Maybe ...Just Maybe: OCD and The Immune System





I am a big believer in taking action in the now when it comes to trying to help yourself with your OCD. When I was younger I felt it was much more important to know ‘why I was the way I was’. 
I honestly thought that if I could find that information out then then answer to what I did about would come falling into place shortly afterwards I guess. Years of experience and searching for causes has largely put paid to that line of reasoning.  At the end of the day scientists don’t know why some people have OCD and others don’t and the arguments between a genetic cause and psychological protective mechanisms has been one of the most popular polemics.
 
 
The idea of knowing though has never fully left me and so I was fascinated when I came across this article on Science Daily from 2020 .(https://www.sciencedaily.com/releases/2020/04/200421094257.htm) about experiments that
Queen Mary University of London and the University of Roehampton had been conducting on mice (the poor mice, they really have had it bad in the field of experimentation!)
 
The idea is that people with OCD all seem to have elevated levels a protein called Immuno-moodulin (Imood) in their lymphocytes, a type of immune cell.
Now I have been reading an amazing book called ‘The Crack of Creation’ all about gene editing recently and the CRISPR technology is being used to cure all sorts of illnesses where there are small mutations, such as sickle cell anaemia so I totally get the idea that a small mutation somewhere along that very long DNA chain is giving rise to increased Imood proteins. We all have shed loads of mutations and some of them switch on and off depending on what is going on with other genes so I can see how such a seemingly small can have a massive profound effect upon the body. Anyway back to the mice and what the scientists did was to treat the mice with elevated levels of Imood with antibodies that neutralised the Imood and guess what!

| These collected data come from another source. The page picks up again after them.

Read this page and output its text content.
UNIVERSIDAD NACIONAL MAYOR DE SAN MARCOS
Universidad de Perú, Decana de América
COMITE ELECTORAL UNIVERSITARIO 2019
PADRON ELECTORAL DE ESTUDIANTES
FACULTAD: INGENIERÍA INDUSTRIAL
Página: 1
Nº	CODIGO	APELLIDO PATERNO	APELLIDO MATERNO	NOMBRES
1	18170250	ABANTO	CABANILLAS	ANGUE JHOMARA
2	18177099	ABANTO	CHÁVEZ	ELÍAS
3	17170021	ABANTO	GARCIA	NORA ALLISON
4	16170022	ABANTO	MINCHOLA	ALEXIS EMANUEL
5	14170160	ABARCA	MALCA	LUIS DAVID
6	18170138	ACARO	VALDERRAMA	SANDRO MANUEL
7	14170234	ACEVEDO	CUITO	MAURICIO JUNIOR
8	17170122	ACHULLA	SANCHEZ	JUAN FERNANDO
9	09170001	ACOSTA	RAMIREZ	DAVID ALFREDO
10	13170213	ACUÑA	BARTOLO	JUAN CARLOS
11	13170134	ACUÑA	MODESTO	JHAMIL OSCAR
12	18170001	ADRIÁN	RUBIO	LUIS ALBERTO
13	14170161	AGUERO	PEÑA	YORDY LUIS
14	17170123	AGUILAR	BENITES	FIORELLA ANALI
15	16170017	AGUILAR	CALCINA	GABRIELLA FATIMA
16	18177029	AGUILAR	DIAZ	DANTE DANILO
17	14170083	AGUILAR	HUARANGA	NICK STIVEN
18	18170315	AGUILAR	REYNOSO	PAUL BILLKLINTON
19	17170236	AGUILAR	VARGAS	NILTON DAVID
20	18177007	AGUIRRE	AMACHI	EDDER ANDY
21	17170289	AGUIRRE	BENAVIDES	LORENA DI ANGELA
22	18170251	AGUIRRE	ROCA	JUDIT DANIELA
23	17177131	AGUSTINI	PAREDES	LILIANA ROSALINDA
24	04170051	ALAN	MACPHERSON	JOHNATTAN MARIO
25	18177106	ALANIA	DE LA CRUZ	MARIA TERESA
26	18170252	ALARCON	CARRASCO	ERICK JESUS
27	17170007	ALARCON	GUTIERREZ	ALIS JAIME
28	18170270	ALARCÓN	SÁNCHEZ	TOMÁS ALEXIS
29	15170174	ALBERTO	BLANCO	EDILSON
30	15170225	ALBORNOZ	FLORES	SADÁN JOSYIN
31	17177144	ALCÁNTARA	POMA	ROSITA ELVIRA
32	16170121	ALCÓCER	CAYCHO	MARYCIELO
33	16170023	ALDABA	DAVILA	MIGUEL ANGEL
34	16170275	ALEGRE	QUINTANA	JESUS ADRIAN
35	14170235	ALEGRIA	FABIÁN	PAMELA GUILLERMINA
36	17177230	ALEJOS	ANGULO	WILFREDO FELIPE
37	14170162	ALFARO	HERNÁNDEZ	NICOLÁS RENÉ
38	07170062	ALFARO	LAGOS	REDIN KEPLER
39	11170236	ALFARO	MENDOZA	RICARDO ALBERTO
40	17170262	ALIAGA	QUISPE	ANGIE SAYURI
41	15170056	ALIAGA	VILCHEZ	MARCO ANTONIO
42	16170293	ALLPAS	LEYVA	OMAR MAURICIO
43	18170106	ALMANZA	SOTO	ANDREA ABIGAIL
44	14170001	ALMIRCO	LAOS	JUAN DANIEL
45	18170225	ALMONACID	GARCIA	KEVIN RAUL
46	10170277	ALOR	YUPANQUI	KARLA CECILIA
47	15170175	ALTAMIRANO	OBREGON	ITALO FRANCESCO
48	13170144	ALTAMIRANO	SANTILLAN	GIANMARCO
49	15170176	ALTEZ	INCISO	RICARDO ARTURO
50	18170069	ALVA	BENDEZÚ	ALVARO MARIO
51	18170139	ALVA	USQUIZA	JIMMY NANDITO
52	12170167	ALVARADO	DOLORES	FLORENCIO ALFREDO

Yep, the OCD mice all started calming down and stopped exhibiting OCD like behaviour (if you’re wondering that’s stuff like digging and excessive grooming). 
They then tested the immune cells from 23 people and found that Moon was about 6 times higher than in the 'healthy' 'normal' volunteers
So on the surface it seems that simple, treat humans with antibodies to calm Imood and voila OCD cured. Well, it takes a long time to get peer reviewed, scale up to human volunteers and the like before a treatment is offered and so don’t expect anything anytime soon but hopefully within a few years, there should be an over the counter antibody additive that you can take to cure yourself of OCD. Amazing to think that that might be the case. Amazing also to think that OCD might just be a result of an immune system with a slight fault in it also but extrapolating that further that mental health in general may be just the result of what is going on the immune system. (There is already additional research to suggest the same process is responsible for ADHD too). Fascinating stuff but for now I will keep on with the exercise, the ERP when I need it and all of the things that keep me healthy in the present.